Big stickbaits have a well deserved reputation for fooling big bass. Pro angler Ish Monroe of Hughson, California, chooses a 5-inch Reaction Innovations Vixen under a variety of conditions from Prespawn through fall, coast to coast. His philosophy is that big baits attract big bass. “I’m a big bait, big fish guy,” Monroe says. “I like the Vixen’s size and wild action. In tournaments, it’s the one bait I have ready for all occasions.”
Monroe used a shad-color Vixen in his victory at the Bassmaster Elite Series event on Lake Amistad last March.
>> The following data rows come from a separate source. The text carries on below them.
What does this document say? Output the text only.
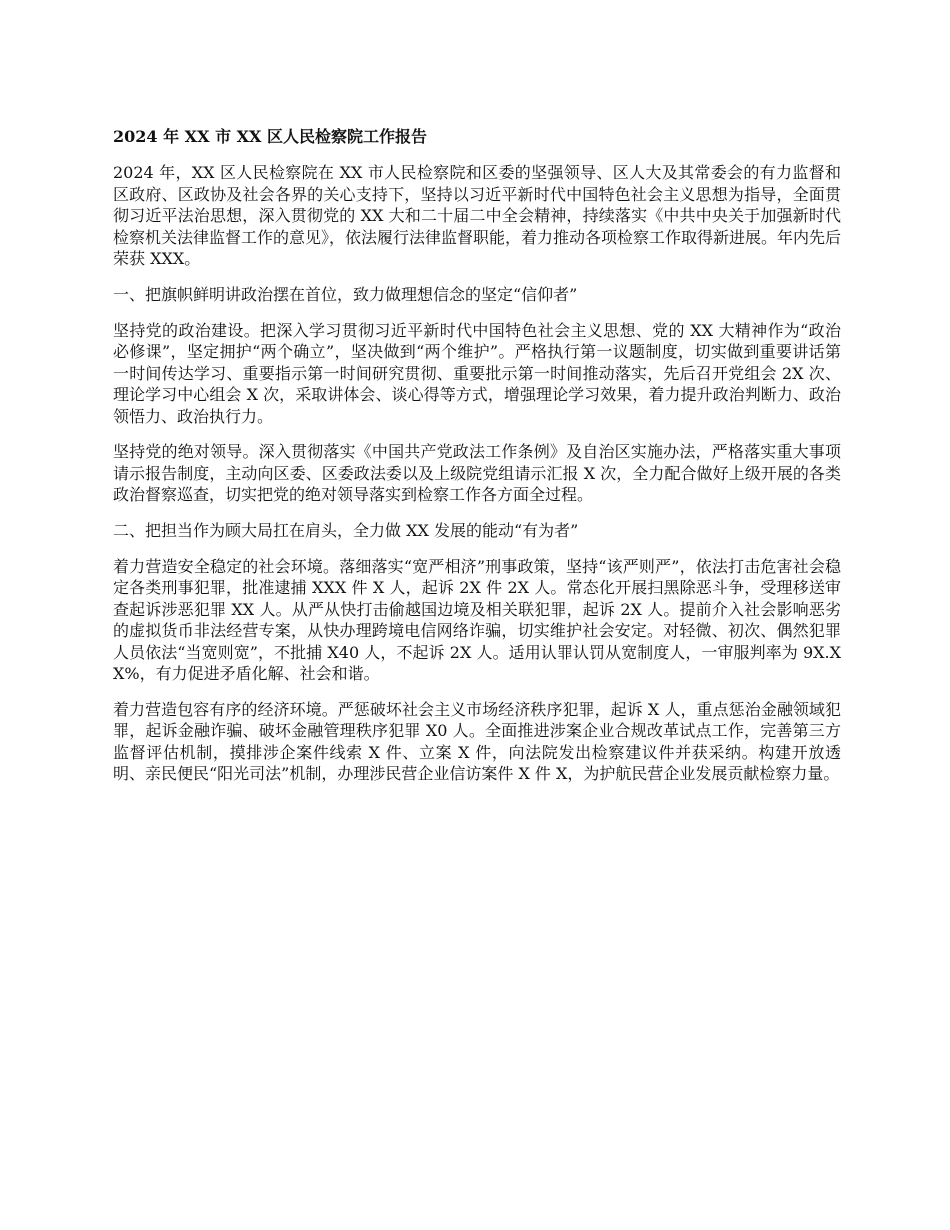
2024 年 XX 市 XX 区人民检察院工作报告

2024 年，XX 区人民检察院在 XX 市人民检察院和区委的坚强领导、区人大及其常委会的有力监督和区政府、区政协及社会各界的关心支持下，坚持以习近平新时代中国特色社会主义思想为指导，全面贯彻习近平法治思想，深入贯彻党的 XX 大和二十届二中全会精神，持续落实《中共中央关于加强新时代检察机关法律监督工作的意见》，依法履行法律监督职能，着力推动各项检察工作取得新进展。年内先后荣获 XXX。

一、把旗帜鲜明讲政治摆在首位，致力做理想信念的坚定“信仰者”

坚持党的政治建设。把深入学习贯彻习近平新时代中国特色社会主义思想、党的 XX 大精神作为“政治必修课”，坚定拥护“两个确立”，坚决做到“两个维护”。严格执行第一议题制度，切实做到重要讲话第一时间传达学习、重要指示第一时间研究贯彻、重要批示第一时间推动落实，先后召开党组会 2X 次、理论学习中心组会 X 次，采取讲体会、谈心得等方式，增强理论学习效果，着力提升政治判断力、政治领悟力、政治执行力。

坚持党的绝对领导。深入贯彻落实《中国共产党政法工作条例》及自治区实施办法，严格落实重大事项请示报告制度，主动向区委、区委政法委以及上级院党组请示汇报 X 次，全力配合做好上级开展的各类政治督察巡查，切实把党的绝对领导落实到检察工作各方面全过程。

二、把担当作为顾大局扛在肩头，全力做 XX 发展的能动“有为者”

着力营造安全稳定的社会环境。落细落实“宽严相济”刑事政策，坚持“该严则严”，依法打击危害社会稳定各类刑事犯罪，批准逮捕 XXX 件 X 人，起诉 2X 件 2X 人。常态化开展扫黑除恶斗争，受理移送审查起诉涉恶犯罪 XX 人。从严从快打击偷越国边境及相关联犯罪，起诉 2X 人。提前介入社会影响恶劣的虚拟货币非法经营专案，从快办理跨境电信网络诈骗，切实维护社会安定。对轻微、初次、偶然犯罪人员依法“当宽则宽”，不批捕 X40 人，不起诉 2X 人。适用认罪认罚从宽制度人，一审服判率为 9X.XX%，有力促进矛盾化解、社会和谐。

着力营造包容有序的经济环境。严惩破坏社会主义市场经济秩序犯罪，起诉 X 人，重点惩治金融领域犯罪，起诉金融诈骗、破坏金融管理秩序犯罪 X0 人。全面推进涉案企业合规改革试点工作，完善第三方监督评估机制，摸排涉企案件线索 X 件、立案 X 件，向法院发出检察建议件并获采纳。构建开放透明、亲民便民“阳光司法”机制，办理涉民营企业信访案件 X 件 X，为护航民营企业发展贡献检察力量。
By combining sight-fishing and twitching a Vixen over ditches where bass were migrating into spawning areas, he boated 20 fish weighing an incredible 1041⁄2 pounds, including a 9-pound 5-ounce sow that ate the Vixen.
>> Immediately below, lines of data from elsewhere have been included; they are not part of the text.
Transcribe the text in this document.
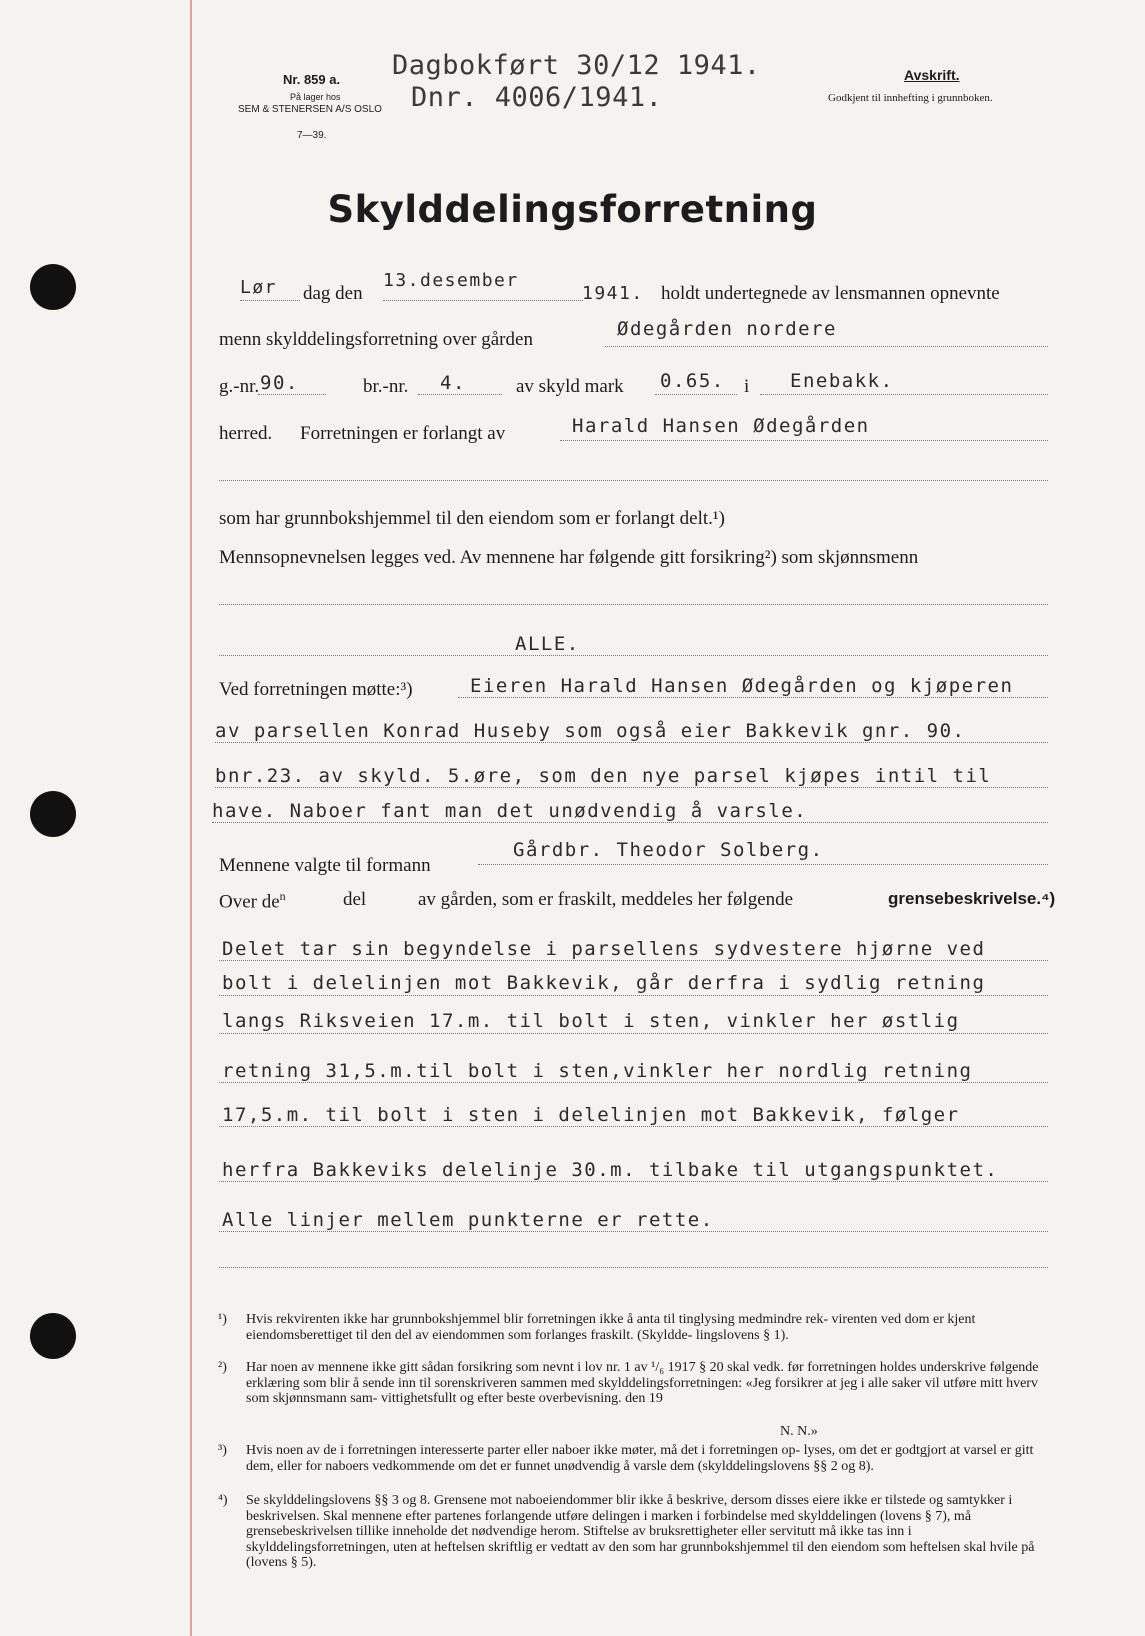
Nr. 859 a.
På lager hos
SEM & STENERSEN A/S OSLO
7—39.
Dagbokført 30/12 1941.
Dnr. 4006/1941.
Avskrift.
Godkjent til innhefting i grunnboken.
Skylddelingsforretning
Lør dag den
13.desember
1941. holdt undertegnede av lensmannen opnevnte
menn skylddelingsforretning over gården	Ødegården nordere
g.-nr. 90.	br.-nr. 4.	av skyld mark 0.65. i Enebakk.
herred. Forretningen er forlangt av	Harald Hansen Ødegården
som har grunnbokshjemmel til den eiendom som er forlangt delt.¹)
Mennsopnevnelsen legges ved. Av mennene har følgende gitt forsikring²) som skjønnsmenn
ALLE.
Ved forretningen møtte:³)	Eieren Harald Hansen Ødegården og kjøperen
av parsellen Konrad Huseby som også eier Bakkevik gnr. 90.
bnr.23. av skyld. 5.øre, som den nye parsel kjøpes intil til
have. Naboer fant man det unødvendig å varsle.
Mennene valgte til formann
Gårdbr. Theodor Solberg.
Over $de^n$	del	av gården, som er fraskilt, meddeles her følgende	grensebeskrivelse.⁴)
Delet tar sin begyndelse i parsellens sydvestere hjørne ved
bolt i delelinjen mot Bakkevik, går derfra i sydlig retning
langs Riksveien 17.m. til bolt i sten, vinkler her østlig
retning 31,5.m.til bolt i sten,vinkler her nordlig retning
17,5.m. til bolt i sten i delelinjen mot Bakkevik, følger
herfra Bakkeviks delelinje 30.m. tilbake til utgangspunktet.
Alle linjer mellem punkterne er rette.
¹) Hvis rekvirenten ikke har grunnbokshjemmel blir forretningen ikke å anta til tinglysing medmindre rek- virenten ved dom er kjent eiendomsberettiget til den del av eiendommen som forlanges fraskilt. (Skyldde- lingslovens § 1).
²) Har noen av mennene ikke gitt sådan forsikring som nevnt i lov nr. 1 av ¹/₆ 1917 § 20 skal vedk. før forretningen holdes underskrive følgende erklæring som blir å sende inn til sorenskriveren sammen med skylddelingsforretningen: «Jeg forsikrer at jeg i alle saker vil utføre mitt hverv som skjønnsmann sam- vittighetsfullt og efter beste overbevisning. den 19
N. N.»
³) Hvis noen av de i forretningen interesserte parter eller naboer ikke møter, må det i forretningen op- lyses, om det er godtgjort at varsel er gitt dem, eller for naboers vedkommende om det er funnet unødvendig å varsle dem (skylddelingslovens §§ 2 og 8).
⁴) Se skylddelingslovens §§ 3 og 8. Grensene mot naboeiendommer blir ikke å beskrive, dersom disses eiere ikke er tilstede og samtykker i beskrivelsen. Skal mennene efter partenes forlangende utføre delingen i marken i forbindelse med skylddelingen (lovens § 7), må grensebeskrivelsen tillike inneholde det nødvendige herom. Stiftelse av bruksrettigheter eller servitutt må ikke tas inn i skylddelingsforretningen, uten at heftelsen skriftlig er vedtatt av den som har grunnbokshjemmel til den eiendom som heftelsen skal hvile på (lovens § 5).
With big fish on the agenda, Monroe employs heavy gear. He uses a 7-foot heavy-action fiberglass Daiwa rod, paired with a Daiwa Fuego reel spooled with 50-pound-test Power Pro braided line. He ties directly to his Vixen using a double Palomar knot, feeling that the disturbance of the lure’s action, light refraction, and glare mask the opaque line. “Fifty-pound braid means you never break them off,” he explains.
Tweaking Baits
One modification is to replace a plain rear treble hook with one dressed in chicken feathers. That’s been so popular that the new Heddon SwayBack Spook comes so adorned. Feathers pulsate and breathe in motion and at rest, sometimes turning the tide when the bite slows. A red treble at the throat, imitating a bleeding gill, at times seems to increase bites.
Some baits, including the original Zara Spook, come with large trebles hung directly on hook hangers. Sometimes, a hooked bass can gain leverage and twist free. Split-rings eliminate that leverage. I remove the screws and stock hooks and add split-rings (short-shank trebles mean less chance of hooks tangling) before reassembly. A drop of Superglue sets them securely. Some new models come with split-rings. I’ve found the rattleless action of the original Spook often outproduces rattling topwaters when the sun is high or bass are heavily fished, so it’s worth the extra work.
Drown-the-Dog
An interesting evolution of Spook fishing occurred when anglers began applying a snapping, slack-line retrieve to other types of baits. In 1988, In-Fisherman published Rich Zaleski’s “Rippin’ Spring Smallmouths,” which outlined techniques for triggering pre-spawn bass with floating minnowbaits like Bagley’s Diving Bang-O-Lure and Magnum Rapalas. By sweeping the bait down to its working depth and then imparting a series of aggressive twitches, Zaleski found the lures would “shift angles underwater the way a Zara Spook does on top.” Thus, drowning-the-dog was born.
Today, several baits have been designed to drown-the-dog with ease, like Rapala’s X-Rap and the Lucky Craft Pointer series. They feature slightly longer diving bills than traditional jerkbaits, set toward the bait’s nose rather than at the throat. While Zaleski worked floating baits aggressively to keep them down, suspending baits now allow for extended pauses that are deadly in water below 50°F.
Pauses of more than half a minute contradict the term”walk,” but can lure lethargic largemouth and smallmouth bass under those conditions. Deeper-diving models like the Lucky Craft Stay See, Rapala Minnow Rap, the Goodie Minnow from Dave’s KA-BOOM! Baits, and the new Smithwick Deep Rogue Jr., make this task easier to perform.